# Seitenstruktur benötige Hilfe bei div



## Snowowl (11. Februar 2009)

Hallo Leute,

ich habe, wie der Titel schon teilweise aussagt, ein Problem mit dem Aufbau eines Designgerüst. Dies habe ich bisher nur mit Tabellen geschafft, jedoch auch nur teilweise.
Für die Verständlichkeit habe ich ein Bild gemacht:
http://sharingfox.com/show/1c950aac83c27a03d5abb839bd660434/

Ich bekomme es nicht hin das Bild unten zu fixieren, wenn der Content in der Mitte länger ist, als der Standartwert.
Da Tabellen meines Wissens eh nicht mehr in Mode sind, wollte ich euch fragen, ob ihr mir helfen könnt so ein Gerüst mittels div-Containern zu bauen?
Ich habe das bisher leider nicht hinbekommen.

Ich würde mich über eine Antwort freuen 

Grüße,

Niklas


----------



## Maik (11. Februar 2009)

Hi,

grundsätzlich empfehle ich dir hier CSS Wie richte ich eine Box am unteren Rand der Elternbox aus?.

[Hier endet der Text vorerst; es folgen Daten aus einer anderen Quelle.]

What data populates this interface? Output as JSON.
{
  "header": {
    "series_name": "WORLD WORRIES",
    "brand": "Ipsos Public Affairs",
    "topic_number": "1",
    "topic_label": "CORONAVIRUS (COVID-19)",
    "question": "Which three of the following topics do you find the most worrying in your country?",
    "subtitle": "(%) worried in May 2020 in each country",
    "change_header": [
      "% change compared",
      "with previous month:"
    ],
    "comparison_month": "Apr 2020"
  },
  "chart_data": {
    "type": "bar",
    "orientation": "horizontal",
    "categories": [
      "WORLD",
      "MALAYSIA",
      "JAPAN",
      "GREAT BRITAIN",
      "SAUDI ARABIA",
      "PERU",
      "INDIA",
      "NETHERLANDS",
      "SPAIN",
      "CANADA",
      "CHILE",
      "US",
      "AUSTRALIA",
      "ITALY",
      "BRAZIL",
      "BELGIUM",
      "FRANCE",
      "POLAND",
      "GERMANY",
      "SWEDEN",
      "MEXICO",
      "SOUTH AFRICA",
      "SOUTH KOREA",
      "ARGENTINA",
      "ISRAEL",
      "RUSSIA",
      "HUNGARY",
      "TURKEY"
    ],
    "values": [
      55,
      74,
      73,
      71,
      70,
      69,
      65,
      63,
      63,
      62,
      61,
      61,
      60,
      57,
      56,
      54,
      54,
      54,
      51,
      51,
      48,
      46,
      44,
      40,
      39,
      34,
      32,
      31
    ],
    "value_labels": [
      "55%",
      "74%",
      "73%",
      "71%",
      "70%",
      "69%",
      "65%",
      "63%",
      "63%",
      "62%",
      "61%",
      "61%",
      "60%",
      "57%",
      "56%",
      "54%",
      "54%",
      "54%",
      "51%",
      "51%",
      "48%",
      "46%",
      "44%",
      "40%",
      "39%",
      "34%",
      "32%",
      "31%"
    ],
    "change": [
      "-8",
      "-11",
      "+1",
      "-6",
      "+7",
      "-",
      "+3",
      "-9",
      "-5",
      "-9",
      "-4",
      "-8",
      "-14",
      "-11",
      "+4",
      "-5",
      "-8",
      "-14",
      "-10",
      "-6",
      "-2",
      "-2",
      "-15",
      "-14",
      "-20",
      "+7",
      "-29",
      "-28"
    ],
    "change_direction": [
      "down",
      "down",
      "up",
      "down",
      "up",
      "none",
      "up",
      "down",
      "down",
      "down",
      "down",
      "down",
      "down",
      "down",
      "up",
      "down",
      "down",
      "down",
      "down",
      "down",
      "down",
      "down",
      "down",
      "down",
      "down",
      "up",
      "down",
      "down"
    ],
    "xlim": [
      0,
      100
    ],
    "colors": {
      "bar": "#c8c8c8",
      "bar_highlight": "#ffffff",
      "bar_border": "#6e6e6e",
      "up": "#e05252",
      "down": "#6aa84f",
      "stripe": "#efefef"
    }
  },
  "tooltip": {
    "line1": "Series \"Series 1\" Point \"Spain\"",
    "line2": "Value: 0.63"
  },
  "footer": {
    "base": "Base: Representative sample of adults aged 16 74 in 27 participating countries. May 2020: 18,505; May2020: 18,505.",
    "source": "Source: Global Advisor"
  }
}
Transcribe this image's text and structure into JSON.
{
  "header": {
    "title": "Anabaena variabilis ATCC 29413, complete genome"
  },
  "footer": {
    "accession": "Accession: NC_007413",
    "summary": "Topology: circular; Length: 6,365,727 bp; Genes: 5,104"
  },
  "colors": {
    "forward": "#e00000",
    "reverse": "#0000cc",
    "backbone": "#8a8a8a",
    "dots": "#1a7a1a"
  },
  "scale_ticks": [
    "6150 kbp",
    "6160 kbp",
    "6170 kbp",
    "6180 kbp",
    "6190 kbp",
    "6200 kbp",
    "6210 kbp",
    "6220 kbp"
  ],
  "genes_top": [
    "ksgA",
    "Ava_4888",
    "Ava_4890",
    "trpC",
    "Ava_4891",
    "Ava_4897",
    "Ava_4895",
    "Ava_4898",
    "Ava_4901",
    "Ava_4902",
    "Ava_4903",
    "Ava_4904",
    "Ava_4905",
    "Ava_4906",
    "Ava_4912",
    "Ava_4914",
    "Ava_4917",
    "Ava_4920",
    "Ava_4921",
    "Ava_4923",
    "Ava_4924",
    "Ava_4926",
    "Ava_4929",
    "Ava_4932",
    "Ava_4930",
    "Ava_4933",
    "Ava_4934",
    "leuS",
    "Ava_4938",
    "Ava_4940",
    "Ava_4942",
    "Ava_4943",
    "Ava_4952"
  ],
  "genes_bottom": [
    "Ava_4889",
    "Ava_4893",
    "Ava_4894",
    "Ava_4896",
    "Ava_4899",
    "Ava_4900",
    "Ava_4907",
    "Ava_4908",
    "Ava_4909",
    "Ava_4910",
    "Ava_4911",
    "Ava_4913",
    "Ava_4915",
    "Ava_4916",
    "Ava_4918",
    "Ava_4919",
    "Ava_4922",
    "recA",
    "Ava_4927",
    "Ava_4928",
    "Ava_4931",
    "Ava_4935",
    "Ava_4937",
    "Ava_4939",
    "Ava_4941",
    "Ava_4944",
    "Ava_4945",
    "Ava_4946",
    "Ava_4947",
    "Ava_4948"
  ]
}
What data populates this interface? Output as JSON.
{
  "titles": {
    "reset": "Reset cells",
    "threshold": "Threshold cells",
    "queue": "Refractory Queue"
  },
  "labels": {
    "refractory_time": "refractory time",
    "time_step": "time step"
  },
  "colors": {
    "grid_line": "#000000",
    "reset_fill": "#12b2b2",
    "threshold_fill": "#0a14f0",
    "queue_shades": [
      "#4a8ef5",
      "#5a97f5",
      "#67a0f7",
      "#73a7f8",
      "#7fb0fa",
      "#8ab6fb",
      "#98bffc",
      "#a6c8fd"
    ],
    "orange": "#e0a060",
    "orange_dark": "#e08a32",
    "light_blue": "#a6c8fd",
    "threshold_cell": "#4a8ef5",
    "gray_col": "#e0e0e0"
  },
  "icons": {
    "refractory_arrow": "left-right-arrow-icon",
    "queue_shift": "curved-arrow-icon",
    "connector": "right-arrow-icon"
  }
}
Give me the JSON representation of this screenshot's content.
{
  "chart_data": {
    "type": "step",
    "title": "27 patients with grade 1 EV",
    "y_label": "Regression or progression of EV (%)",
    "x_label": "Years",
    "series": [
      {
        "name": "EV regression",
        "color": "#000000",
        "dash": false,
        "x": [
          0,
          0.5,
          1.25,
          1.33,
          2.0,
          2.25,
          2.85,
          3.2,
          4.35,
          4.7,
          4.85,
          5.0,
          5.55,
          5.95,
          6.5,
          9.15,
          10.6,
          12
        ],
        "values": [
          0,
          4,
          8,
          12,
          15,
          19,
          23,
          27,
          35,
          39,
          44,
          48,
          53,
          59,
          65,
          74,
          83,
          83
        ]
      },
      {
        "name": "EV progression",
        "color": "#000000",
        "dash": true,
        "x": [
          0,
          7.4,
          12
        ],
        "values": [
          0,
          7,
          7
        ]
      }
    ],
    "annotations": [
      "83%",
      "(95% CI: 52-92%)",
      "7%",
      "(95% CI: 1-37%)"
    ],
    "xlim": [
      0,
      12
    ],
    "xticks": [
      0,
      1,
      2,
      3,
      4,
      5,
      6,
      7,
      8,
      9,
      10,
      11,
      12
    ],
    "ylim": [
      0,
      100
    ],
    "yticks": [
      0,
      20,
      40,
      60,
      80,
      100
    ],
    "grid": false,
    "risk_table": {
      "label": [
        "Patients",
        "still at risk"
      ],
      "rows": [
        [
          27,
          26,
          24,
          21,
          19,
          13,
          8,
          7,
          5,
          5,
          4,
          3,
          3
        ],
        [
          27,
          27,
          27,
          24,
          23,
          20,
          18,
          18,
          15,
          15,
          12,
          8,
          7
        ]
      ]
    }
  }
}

Wenn du dich in tabellenlose und CSS-gestützte Layouts einarbeiten möchtest, geb ich dir folgende Links in die Hand:


andreas kalt.de: Ein CSS-Layout erstellen 

barrierefrei.e-workers.de: Workshop - temp

CSS 4 You - The Finest in Stylesheets: Workshop: Layouten ohne Tabellen

intensivstation :: CSS Templates :: Templates 

ironmyers.com | CSS Layouts 

selfHTML: CSS-basierte Layouts 

Stichpunkt CSS: Layout ohne Tabellen 

Sowie:


Free CSS Layouts

mfg Maik


----------